If a .NET application protected with Windows Shell sets the exit code to ExitEventArgs such as "e.ApplicationExitCode = 1" when the application exits, the exit code cannot be retrieved by an external process.

Workaround: Call "Environment.Exit(1)" to exit the process.

Sentinel LDK Envelope and Data Encryption for Linux

Ref Issue
SM-28403

Given the following circumstances:

>A Linux application is protected with Envelope, with protection against debugging.

>The application calls the wait(&status) system call. This is equivalent to:

waitpid(-1, &status, 0)

The application may hang.

Workaround 1: Call waitpid for a specific child process pid (pid > 0).
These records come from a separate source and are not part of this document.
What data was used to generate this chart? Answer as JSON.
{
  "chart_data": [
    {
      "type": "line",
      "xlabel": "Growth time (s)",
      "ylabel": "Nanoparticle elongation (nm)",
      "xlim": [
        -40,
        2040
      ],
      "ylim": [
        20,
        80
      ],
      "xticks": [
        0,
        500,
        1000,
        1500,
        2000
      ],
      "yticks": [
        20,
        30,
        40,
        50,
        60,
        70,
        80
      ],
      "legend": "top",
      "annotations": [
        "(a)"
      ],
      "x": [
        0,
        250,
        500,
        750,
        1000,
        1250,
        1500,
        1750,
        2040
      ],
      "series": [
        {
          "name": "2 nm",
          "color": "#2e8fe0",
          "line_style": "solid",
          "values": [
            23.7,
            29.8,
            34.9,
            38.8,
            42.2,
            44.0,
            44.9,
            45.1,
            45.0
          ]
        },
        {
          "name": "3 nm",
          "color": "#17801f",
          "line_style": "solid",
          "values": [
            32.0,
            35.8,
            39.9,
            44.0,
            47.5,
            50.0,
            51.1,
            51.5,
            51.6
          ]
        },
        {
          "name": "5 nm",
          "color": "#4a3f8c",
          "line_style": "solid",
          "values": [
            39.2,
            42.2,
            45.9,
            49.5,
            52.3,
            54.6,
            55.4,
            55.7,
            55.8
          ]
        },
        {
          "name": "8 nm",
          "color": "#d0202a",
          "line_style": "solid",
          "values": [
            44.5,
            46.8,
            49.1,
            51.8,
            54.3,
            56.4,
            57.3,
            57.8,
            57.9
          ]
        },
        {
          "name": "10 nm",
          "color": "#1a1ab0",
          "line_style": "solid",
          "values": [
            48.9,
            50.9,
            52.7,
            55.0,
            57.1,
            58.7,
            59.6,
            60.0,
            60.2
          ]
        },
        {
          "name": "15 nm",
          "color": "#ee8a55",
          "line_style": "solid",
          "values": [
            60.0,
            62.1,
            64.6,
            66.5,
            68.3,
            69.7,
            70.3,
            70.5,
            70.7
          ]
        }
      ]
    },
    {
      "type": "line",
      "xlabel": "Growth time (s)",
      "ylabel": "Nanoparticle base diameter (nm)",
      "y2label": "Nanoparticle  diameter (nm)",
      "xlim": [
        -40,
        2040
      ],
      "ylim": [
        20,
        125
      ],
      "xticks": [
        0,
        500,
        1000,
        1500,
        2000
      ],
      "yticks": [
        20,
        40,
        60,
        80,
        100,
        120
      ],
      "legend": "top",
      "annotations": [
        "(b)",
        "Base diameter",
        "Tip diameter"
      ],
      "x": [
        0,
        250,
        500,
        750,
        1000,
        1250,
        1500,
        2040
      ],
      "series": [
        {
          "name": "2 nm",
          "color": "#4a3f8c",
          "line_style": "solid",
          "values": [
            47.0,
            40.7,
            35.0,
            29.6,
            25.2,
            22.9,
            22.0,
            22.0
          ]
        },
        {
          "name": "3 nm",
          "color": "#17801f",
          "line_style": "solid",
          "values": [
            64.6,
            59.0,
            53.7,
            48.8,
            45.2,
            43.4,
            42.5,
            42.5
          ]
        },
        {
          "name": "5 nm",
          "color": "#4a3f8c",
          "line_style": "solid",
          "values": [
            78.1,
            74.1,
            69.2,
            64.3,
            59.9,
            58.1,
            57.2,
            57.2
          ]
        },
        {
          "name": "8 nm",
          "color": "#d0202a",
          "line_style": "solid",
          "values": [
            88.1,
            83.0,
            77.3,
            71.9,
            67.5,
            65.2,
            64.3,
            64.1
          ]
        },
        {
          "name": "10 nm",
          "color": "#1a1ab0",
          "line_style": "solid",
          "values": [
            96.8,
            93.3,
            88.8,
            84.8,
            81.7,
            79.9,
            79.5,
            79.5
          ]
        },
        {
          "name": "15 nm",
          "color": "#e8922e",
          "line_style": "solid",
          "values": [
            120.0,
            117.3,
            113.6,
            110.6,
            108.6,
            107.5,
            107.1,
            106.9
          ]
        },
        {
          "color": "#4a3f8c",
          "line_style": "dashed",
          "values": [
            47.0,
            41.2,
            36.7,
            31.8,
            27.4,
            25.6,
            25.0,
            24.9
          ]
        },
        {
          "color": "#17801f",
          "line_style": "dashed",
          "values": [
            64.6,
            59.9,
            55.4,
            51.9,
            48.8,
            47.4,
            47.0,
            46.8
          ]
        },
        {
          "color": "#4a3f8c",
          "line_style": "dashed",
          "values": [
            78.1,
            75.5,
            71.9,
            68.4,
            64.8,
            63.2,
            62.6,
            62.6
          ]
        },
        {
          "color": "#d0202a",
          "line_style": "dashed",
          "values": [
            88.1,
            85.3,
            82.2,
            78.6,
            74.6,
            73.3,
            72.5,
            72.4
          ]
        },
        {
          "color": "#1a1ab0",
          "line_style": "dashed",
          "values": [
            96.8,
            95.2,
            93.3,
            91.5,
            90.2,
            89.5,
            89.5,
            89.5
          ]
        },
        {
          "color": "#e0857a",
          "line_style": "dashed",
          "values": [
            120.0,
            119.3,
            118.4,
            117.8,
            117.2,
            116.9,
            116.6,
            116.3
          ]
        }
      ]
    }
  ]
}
Workaround 2: Disable the anti-debugging feature in Envelope. Note: This workaround significantly reduces the security of the protected application. Thales recommends that you consult with Technical Support before choosing this workaround.

SM-69080

A protected application may not handle signals properly when:

>Background check is enabled, and

> Signal handlers are registered by a thread created by the application.

Workaround: Do one of the following:

>Disable both background check and anti-debugging. (You can do this by specifying the following line command flags: -b:0 --debug --memdump)

>(Preferred workaround) Register the signal handler in a main thread instead of a thread function. Thread function is one of the following:

A function passed to pthread_create as start_routine

A function called from start_routine.

Sentinel LDK Envelope, Data Encryption, and Licensing API for macOS

Ref Issue
LDK-11655

>When running Envelope in a VMware Fusion 7.1.1 virtual machine on a Mac machine, if you save the protected application to an HGFS (Host Guest File System) volume, the application file is corrupted.

> When you run a protected application on a VMware Fusion virtual machine from an HGFS share, if the application requires write access, the error "unable to write to file" is generated.

SM-57838

The command line Envelope tool (envelope_darwin) now only works if Envelope.app (UI bundle) is in the same folder. To use the command line tool, copy Envelope.app to the folder that contains the command line tool.

SM-57024 Dark Mode has been introduced by Apple in macOS 10.14 but is not supported yet by the Envelope GUI. You should disable Dark Mode to have a proper user experience.
SM-51456

Due to reliability enhancements in Sentinel LDK under macOS, there is some performance impact in protected applications under macOS 10.13.

A technical note will be issued that describes this issue and the option to disable these enhancements in favor of higher performance.

SM-171417

The supported Minimum target version (defined at compilation time) of macOS binaries must be lower than 12.0.